Sinema, whose district encompasses Tempe, Chandler, Mesa and Ahwatukee, was given the U.S. Chamber of Commerce’s Spirit of Enterprise award during the event organized by the Tempe Chamber of Commerce. The award is handed to members of Congress with a voting record that supports the national chamber’s position at least 70 percent of the time, according to the U.S. Chamber of Commerce’s website.
The award was presented ahead of Sinema’s second State of the District speech in which she covered topics of note for the district. Tops among the address were issues related to business, as Sinema said the business environment in the state has grown and will continue to do so in the future. A sign she said indicates the improvement is the news of two large-scale companies – Tesla Motors and Google Fiber – that have expressed interest in setting up shop in the state.
Also a focus were businesses much smaller than those two, with Sinema saying bills she supported in Congress could and would have a beneficial effect on local companies. One piece of legislation she cited would support businesses that emphasize alternative energy like Monarch Power, which is based in Scottsdale.
Its companies like those and others rooted in her district, including the East Valley, municipalities that Sinema said have a large effect on employment.
“Ninety percent of the new jobs in our community come from small businesses,” she said.
An issue that’s tied tightly to the business community addressed by Sinema was the Affordable Care Act.
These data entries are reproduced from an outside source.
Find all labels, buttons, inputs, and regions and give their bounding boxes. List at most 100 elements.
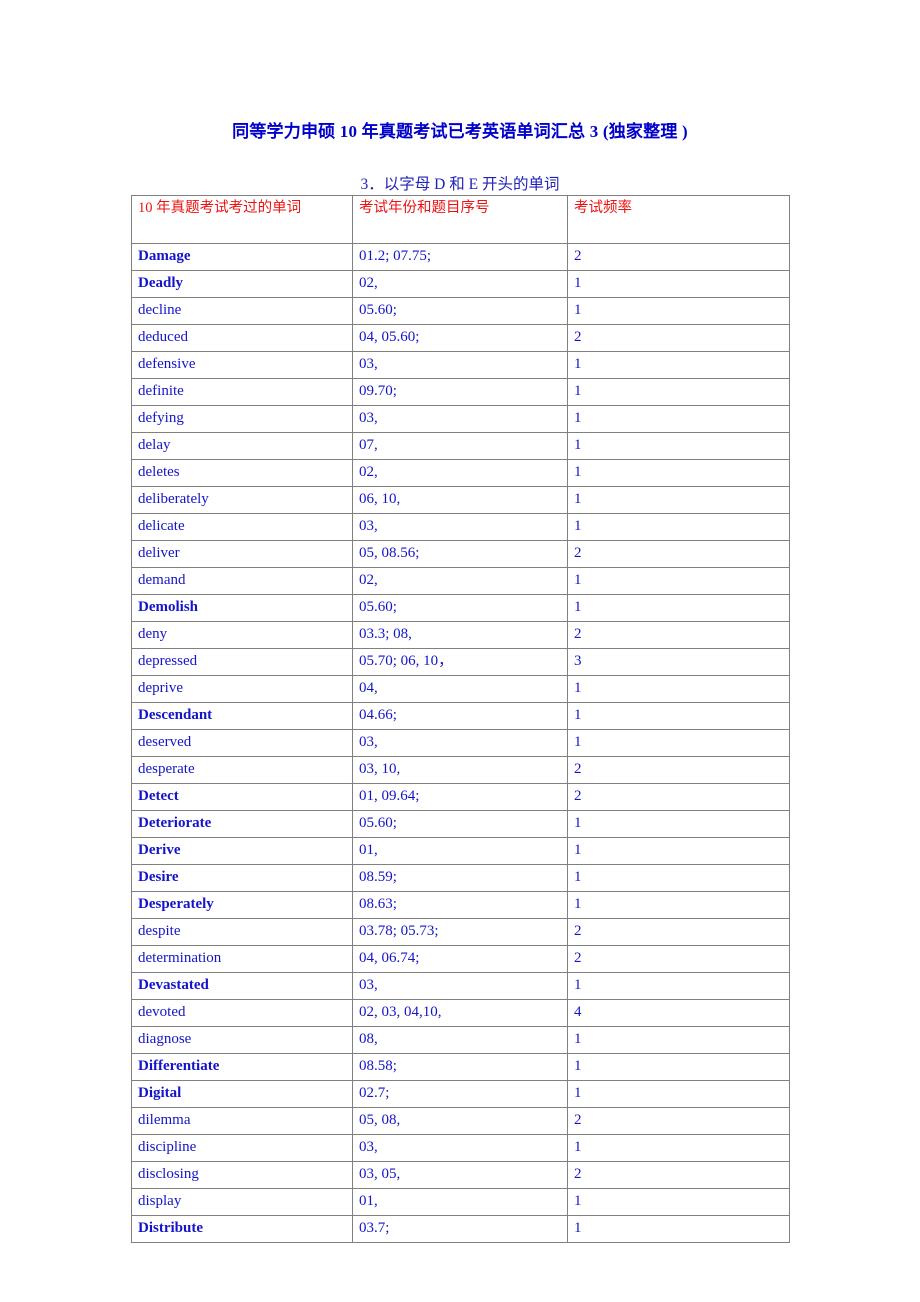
table-row: delay 07, 1 [131, 432, 790, 460]
table-row: Desperately 08.63; 1 [131, 891, 790, 919]
cell-exam-years: 03.78; 05.73; [352, 918, 568, 946]
cell-frequency: 1 [567, 702, 790, 730]
cell-word: despite [131, 918, 353, 946]
table-row: dilemma 05, 08, 2 [131, 1107, 790, 1135]
cell-exam-years: 05.60; [352, 594, 568, 622]
table-row: Derive 01, 1 [131, 837, 790, 865]
cell-word: discipline [131, 1134, 353, 1162]
column-header-freq: 考试频率 [567, 195, 790, 244]
cell-exam-years: 08, [352, 1026, 568, 1054]
cell-exam-years: 04, 06.74; [352, 945, 568, 973]
cell-frequency: 1 [567, 486, 790, 514]
cell-exam-years: 03, [352, 351, 568, 379]
cell-word: decline [131, 297, 353, 325]
cell-word: Detect [131, 783, 353, 811]
cell-word: defying [131, 405, 353, 433]
cell-exam-years: 08.63; [352, 891, 568, 919]
cell-exam-years: 08.58; [352, 1053, 568, 1081]
cell-frequency: 1 [567, 1080, 790, 1108]
column-header-word: 10 年真题考试考过的单词 [131, 195, 353, 244]
table-row: Deadly 02, 1 [131, 270, 790, 298]
cell-word: depressed [131, 648, 353, 676]
cell-exam-years: 05.60; [352, 810, 568, 838]
cell-frequency: 4 [567, 999, 790, 1027]
cell-word: definite [131, 378, 353, 406]
table-header-row: 10 年真题考试考过的单词 考试年份和题目序号 考试频率 [131, 195, 790, 244]
cell-exam-years: 04, [352, 675, 568, 703]
cell-exam-years: 01, [352, 837, 568, 865]
cell-exam-years: 03, 10, [352, 756, 568, 784]
table-row: depressed 05.70; 06, 10， 3 [131, 648, 790, 676]
table-row: deprive 04, 1 [131, 675, 790, 703]
cell-word: Desperately [131, 891, 353, 919]
table-row: deliberately 06, 10, 1 [131, 486, 790, 514]
cell-word: deprive [131, 675, 353, 703]
table-row: deletes 02, 1 [131, 459, 790, 487]
table-row: Descendant 04.66; 1 [131, 702, 790, 730]
cell-word: diagnose [131, 1026, 353, 1054]
cell-word: deserved [131, 729, 353, 757]
cell-word: deny [131, 621, 353, 649]
cell-exam-years: 02, 03, 04,10, [352, 999, 568, 1027]
cell-exam-years: 01.2; 07.75; [352, 243, 568, 271]
cell-frequency: 2 [567, 243, 790, 271]
table-row: deduced 04, 05.60; 2 [131, 324, 790, 352]
cell-frequency: 2 [567, 756, 790, 784]
table-row: Digital 02.7; 1 [131, 1080, 790, 1108]
cell-word: Differentiate [131, 1053, 353, 1081]
cell-word: Demolish [131, 594, 353, 622]
cell-frequency: 1 [567, 459, 790, 487]
cell-exam-years: 05, 08, [352, 1107, 568, 1135]
table-row: decline 05.60; 1 [131, 297, 790, 325]
word-table-container: 10 年真题考试考过的单词 考试年份和题目序号 考试频率 Damage 01.2;… [131, 195, 790, 1243]
cell-word: deduced [131, 324, 353, 352]
cell-frequency: 1 [567, 594, 790, 622]
cell-word: Derive [131, 837, 353, 865]
cell-word: Devastated [131, 972, 353, 1000]
cell-exam-years: 03, [352, 1134, 568, 1162]
cell-frequency: 1 [567, 1188, 790, 1216]
cell-exam-years: 01, [352, 1188, 568, 1216]
cell-exam-years: 03, [352, 729, 568, 757]
cell-frequency: 1 [567, 810, 790, 838]
cell-exam-years: 03, [352, 513, 568, 541]
table-row: devoted 02, 03, 04,10, 4 [131, 999, 790, 1027]
table-row: defensive 03, 1 [131, 351, 790, 379]
cell-frequency: 2 [567, 1107, 790, 1135]
table-row: deny 03.3; 08, 2 [131, 621, 790, 649]
document-title: 同等学力申硕 10 年真题考试已考英语单词汇总 3 (独家整理 ) [232, 122, 688, 141]
cell-frequency: 1 [567, 351, 790, 379]
table-row: diagnose 08, 1 [131, 1026, 790, 1054]
cell-exam-years: 05.60; [352, 297, 568, 325]
table-row: Devastated 03, 1 [131, 972, 790, 1000]
table-row: delicate 03, 1 [131, 513, 790, 541]
table-header: 10 年真题考试考过的单词 考试年份和题目序号 考试频率 [131, 195, 790, 244]
cell-frequency: 1 [567, 513, 790, 541]
cell-frequency: 1 [567, 972, 790, 1000]
table-row: deliver 05, 08.56; 2 [131, 540, 790, 568]
table-body: Damage 01.2; 07.75; 2 Deadly 02, 1 decline 05.6… [131, 243, 790, 1243]
cell-exam-years: 02, [352, 270, 568, 298]
cell-word: dilemma [131, 1107, 353, 1135]
cell-frequency: 2 [567, 540, 790, 568]
cell-frequency: 3 [567, 648, 790, 676]
cell-frequency: 1 [567, 1026, 790, 1054]
table-row: Detect 01, 09.64; 2 [131, 783, 790, 811]
cell-word: Deadly [131, 270, 353, 298]
cell-frequency: 1 [567, 864, 790, 892]
cell-frequency: 1 [567, 567, 790, 595]
table-row: deserved 03, 1 [131, 729, 790, 757]
cell-word: defensive [131, 351, 353, 379]
cell-frequency: 1 [567, 891, 790, 919]
cell-exam-years: 08.59; [352, 864, 568, 892]
cell-frequency: 1 [567, 297, 790, 325]
table-row: despite 03.78; 05.73; 2 [131, 918, 790, 946]
cell-frequency: 2 [567, 918, 790, 946]
cell-word: desperate [131, 756, 353, 784]
cell-word: Desire [131, 864, 353, 892]
table-row: definite 09.70; 1 [131, 378, 790, 406]
cell-frequency: 2 [567, 783, 790, 811]
cell-exam-years: 06, 10, [352, 486, 568, 514]
cell-word: Distribute [131, 1215, 353, 1243]
cell-word: display [131, 1188, 353, 1216]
That bill could have serious implications for businesses both small and large and for employees, and Sinema said the federal government did an “atrocious job” rolling out the new regulations.
While she said she supported a one-year delay of the implementation, she said the legislation has enough positive aspects, for example extending the time students can stay on their parents’ insurance plan, that the goal should be to eliminate the “real stinkers” in it instead of repealing it wholesale.
Given the split between Democrats and Republicans about the legislation, Sinema said getting politicians to amend it could take a while.
“We won’t see some real change until the heat goes down on this bill,” she said.